Calls for Full Investigation: Number of Church Abuse Cases Continues to Rise in Germany
The Catholic Church in Germany is under pressure as more and more cases of sexual abuse come to light. Now the government is demanding that the Church take rigorous action to investigate the incidents. By SPIEGEL staff.
For years, Jörg D. was plagued by feelings of shame, insecurity and rage. Finally, on Sept. 17, 2009, he sent the pope a four-page letter describing his plight. "I beg you for help, in whatever form possible," he wrote.
But Benedict XVI remained silent. To this day, Jörg D., now 25, has not received a response, "not even a two-liner, nothing, nothing at all."
Franz-Josef Bode, the bishop of the city of Osnabrück in northwestern Germany, hasn't been much help either. He advised D., a victim of abuse, to "forgive and forget."
In fact, Bishop Bode wants all the 14 victims, who at the time were altar boys and children preparing to receive their first communion, to forgive and forget.

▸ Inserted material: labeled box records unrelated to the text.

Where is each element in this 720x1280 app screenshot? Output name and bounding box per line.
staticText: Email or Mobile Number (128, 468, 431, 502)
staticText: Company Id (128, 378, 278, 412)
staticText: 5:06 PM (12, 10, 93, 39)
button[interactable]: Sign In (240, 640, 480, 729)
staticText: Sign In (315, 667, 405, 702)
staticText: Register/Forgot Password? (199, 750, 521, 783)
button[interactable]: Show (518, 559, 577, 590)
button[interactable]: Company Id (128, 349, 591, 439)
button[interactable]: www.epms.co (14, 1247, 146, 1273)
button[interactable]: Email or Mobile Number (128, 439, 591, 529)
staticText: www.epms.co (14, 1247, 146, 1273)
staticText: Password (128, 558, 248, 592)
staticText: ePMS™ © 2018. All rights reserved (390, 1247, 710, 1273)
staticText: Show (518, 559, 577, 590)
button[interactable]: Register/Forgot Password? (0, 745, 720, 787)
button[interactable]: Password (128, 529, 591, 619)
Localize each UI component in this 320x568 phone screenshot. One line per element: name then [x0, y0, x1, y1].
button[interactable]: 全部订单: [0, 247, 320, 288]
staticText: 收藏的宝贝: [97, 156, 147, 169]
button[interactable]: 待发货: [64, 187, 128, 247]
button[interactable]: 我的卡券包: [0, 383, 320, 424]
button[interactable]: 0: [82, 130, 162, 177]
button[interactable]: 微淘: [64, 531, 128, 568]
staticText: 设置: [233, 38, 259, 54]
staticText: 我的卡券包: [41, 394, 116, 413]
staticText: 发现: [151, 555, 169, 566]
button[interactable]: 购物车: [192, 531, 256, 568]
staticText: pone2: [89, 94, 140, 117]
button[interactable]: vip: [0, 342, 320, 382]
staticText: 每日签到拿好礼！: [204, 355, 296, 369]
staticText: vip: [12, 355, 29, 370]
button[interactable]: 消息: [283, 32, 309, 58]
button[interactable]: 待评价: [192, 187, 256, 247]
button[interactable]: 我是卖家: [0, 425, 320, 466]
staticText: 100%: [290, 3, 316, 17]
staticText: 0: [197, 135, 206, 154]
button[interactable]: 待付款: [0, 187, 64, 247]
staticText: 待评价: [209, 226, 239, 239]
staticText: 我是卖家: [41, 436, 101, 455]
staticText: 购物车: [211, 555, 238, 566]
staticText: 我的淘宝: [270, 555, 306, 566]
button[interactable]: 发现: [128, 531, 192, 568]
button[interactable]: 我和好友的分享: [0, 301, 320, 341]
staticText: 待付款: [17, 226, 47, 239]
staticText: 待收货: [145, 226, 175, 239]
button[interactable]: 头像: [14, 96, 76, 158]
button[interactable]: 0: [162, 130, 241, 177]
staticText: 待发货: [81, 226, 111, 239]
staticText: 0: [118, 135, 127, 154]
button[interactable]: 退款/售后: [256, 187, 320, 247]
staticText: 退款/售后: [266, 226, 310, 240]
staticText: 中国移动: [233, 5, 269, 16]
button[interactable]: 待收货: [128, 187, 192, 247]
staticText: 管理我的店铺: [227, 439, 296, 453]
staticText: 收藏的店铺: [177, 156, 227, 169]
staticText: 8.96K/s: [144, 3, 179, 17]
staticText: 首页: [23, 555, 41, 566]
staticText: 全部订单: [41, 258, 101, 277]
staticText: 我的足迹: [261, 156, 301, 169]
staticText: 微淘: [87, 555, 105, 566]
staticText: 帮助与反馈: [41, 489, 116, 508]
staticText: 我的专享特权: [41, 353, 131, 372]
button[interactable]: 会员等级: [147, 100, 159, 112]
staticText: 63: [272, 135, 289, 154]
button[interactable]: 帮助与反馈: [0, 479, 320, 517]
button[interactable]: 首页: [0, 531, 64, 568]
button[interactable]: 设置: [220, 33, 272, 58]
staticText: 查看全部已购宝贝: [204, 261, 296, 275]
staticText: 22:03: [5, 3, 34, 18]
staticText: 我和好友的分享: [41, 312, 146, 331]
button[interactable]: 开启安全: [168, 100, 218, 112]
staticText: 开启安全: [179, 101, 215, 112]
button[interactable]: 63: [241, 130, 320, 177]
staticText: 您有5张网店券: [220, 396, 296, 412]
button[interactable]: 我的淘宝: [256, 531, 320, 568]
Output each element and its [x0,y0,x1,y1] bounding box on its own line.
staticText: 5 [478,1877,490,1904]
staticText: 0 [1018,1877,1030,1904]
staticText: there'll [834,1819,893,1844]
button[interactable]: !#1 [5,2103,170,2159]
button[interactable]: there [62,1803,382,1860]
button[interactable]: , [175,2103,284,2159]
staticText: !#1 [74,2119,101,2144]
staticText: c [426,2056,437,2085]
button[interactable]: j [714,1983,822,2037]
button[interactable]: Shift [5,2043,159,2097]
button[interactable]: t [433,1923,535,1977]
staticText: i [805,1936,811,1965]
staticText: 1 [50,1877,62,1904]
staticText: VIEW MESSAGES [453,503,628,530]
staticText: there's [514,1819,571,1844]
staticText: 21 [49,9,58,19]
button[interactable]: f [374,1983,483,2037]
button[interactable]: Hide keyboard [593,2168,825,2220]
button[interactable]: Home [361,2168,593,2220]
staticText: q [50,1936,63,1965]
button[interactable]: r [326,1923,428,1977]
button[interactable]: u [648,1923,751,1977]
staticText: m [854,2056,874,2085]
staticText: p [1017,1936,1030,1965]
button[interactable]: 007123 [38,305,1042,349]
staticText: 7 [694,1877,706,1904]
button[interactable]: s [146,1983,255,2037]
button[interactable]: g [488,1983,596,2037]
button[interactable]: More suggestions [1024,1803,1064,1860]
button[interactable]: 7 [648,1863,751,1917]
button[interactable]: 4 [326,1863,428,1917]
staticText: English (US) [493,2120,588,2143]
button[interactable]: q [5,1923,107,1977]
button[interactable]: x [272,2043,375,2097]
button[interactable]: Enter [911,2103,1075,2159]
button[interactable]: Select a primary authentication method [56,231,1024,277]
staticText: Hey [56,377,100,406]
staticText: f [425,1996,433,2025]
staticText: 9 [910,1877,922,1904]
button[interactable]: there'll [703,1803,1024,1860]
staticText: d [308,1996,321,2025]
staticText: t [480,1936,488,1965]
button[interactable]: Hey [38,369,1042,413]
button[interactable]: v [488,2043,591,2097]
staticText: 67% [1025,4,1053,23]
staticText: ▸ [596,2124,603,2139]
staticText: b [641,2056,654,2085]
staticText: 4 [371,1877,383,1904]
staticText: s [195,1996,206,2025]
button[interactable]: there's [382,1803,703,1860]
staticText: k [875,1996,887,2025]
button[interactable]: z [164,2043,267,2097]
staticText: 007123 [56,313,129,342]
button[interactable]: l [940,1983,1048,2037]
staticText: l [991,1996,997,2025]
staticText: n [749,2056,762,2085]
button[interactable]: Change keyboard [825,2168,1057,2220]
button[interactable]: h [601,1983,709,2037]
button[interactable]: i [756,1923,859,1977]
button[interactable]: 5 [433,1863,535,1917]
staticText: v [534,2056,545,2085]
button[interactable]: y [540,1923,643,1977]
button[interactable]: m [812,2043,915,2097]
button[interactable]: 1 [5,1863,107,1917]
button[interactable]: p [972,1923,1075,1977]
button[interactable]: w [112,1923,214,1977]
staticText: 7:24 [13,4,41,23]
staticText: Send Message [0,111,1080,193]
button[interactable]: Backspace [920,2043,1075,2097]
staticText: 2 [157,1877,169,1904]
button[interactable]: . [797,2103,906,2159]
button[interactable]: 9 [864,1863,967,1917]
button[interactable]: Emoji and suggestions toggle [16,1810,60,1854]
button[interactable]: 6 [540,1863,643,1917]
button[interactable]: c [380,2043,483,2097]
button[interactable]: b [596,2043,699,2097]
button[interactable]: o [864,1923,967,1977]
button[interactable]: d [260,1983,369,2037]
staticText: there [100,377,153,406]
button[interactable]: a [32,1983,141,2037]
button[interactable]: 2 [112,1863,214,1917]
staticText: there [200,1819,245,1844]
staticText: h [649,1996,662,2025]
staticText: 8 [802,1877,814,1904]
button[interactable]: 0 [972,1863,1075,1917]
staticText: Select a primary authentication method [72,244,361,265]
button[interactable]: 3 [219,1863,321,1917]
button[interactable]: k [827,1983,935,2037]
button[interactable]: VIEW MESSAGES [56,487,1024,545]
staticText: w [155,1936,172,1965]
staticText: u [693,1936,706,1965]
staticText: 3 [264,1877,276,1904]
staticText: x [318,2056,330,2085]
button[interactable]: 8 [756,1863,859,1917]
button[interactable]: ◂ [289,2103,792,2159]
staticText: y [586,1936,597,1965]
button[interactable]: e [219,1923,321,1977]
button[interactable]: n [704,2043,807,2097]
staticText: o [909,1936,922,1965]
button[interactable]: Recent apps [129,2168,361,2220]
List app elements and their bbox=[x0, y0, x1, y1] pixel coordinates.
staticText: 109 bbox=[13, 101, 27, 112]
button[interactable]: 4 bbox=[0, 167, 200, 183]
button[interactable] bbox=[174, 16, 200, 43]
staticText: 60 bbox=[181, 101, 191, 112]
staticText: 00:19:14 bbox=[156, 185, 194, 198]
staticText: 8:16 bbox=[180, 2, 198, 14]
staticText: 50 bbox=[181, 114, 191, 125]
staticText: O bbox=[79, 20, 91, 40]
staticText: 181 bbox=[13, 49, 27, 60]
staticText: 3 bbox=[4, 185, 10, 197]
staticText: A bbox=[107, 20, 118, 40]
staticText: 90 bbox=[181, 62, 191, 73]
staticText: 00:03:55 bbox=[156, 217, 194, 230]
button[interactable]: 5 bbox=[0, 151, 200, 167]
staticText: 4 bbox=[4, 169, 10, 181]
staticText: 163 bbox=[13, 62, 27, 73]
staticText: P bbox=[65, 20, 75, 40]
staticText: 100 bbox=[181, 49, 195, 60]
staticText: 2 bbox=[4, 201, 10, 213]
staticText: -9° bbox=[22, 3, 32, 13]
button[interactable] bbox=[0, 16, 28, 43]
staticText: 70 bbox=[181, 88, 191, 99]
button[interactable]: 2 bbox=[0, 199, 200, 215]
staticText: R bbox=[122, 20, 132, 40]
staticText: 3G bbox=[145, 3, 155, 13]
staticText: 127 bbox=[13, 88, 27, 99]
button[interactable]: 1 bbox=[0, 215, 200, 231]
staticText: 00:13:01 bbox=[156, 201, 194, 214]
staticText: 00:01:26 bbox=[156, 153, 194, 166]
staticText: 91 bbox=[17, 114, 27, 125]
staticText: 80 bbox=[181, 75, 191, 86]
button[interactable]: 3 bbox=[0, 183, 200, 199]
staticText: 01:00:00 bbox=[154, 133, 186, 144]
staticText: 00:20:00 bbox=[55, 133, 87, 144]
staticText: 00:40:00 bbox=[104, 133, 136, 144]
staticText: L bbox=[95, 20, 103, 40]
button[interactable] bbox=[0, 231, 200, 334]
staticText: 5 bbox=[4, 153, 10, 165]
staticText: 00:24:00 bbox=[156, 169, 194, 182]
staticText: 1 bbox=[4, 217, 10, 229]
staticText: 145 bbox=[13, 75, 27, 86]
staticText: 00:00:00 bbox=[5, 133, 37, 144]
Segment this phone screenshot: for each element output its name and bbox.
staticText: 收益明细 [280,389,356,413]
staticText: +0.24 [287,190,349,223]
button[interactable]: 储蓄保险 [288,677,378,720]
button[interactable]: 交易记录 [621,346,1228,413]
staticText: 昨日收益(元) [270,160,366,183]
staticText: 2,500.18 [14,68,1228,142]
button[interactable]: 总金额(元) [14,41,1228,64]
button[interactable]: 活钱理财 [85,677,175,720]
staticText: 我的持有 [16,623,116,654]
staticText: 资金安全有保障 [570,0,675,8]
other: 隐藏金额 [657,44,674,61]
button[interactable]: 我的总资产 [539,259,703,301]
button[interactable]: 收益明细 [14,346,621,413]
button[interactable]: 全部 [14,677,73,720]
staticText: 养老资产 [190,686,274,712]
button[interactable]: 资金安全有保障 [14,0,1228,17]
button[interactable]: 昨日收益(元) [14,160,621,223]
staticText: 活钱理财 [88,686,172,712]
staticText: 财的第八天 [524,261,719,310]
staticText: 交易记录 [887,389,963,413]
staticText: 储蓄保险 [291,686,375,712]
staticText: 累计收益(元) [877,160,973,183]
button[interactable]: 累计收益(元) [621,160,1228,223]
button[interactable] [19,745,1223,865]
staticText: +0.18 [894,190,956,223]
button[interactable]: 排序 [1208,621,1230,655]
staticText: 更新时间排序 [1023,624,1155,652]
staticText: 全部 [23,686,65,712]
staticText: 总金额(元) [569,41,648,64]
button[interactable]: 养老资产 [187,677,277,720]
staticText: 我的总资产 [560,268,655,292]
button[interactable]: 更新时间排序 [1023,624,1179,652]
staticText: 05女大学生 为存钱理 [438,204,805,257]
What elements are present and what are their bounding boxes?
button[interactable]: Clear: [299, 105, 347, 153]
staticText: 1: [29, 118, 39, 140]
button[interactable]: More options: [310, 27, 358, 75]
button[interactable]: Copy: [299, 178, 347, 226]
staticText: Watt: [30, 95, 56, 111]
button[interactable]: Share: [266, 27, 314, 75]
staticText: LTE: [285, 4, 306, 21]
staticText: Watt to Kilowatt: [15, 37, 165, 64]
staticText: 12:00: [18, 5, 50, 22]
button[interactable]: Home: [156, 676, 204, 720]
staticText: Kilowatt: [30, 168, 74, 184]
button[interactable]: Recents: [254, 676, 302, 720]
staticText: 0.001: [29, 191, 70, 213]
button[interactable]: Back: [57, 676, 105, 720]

Over the course of several years, ending in 1995, they were sexually abused a total of 227 times by their priest in a village near the Dutch border. The priest involved, Father Alois B., got off lightly, with only a probation sentence.
"The church was more concerned about the offenders than the victims," says Jörg D. "It provided them with therapy, stays in health resorts, new apartments or new positions, and it assiduously wiped away their old tracks. The abused children were left to fend for themselves."
German Church Apologizes
New allegations of abuse by members of the Catholic Church are emerging every day. Ursula Raue, a Berlin attorney who has been engaged by the Jesuits to handle abuse cases, has counted 12 suspects and 120 victims in the space of only three weeks. Raue says that the order knew of only two suspects and seven victims in late January. "The numbers are rising by the day," she says. Many other orders, Catholic institutions and parishes are affected, as new victims report cases of alleged abuse to dioceses, newspapers and counseling centers throughout the country.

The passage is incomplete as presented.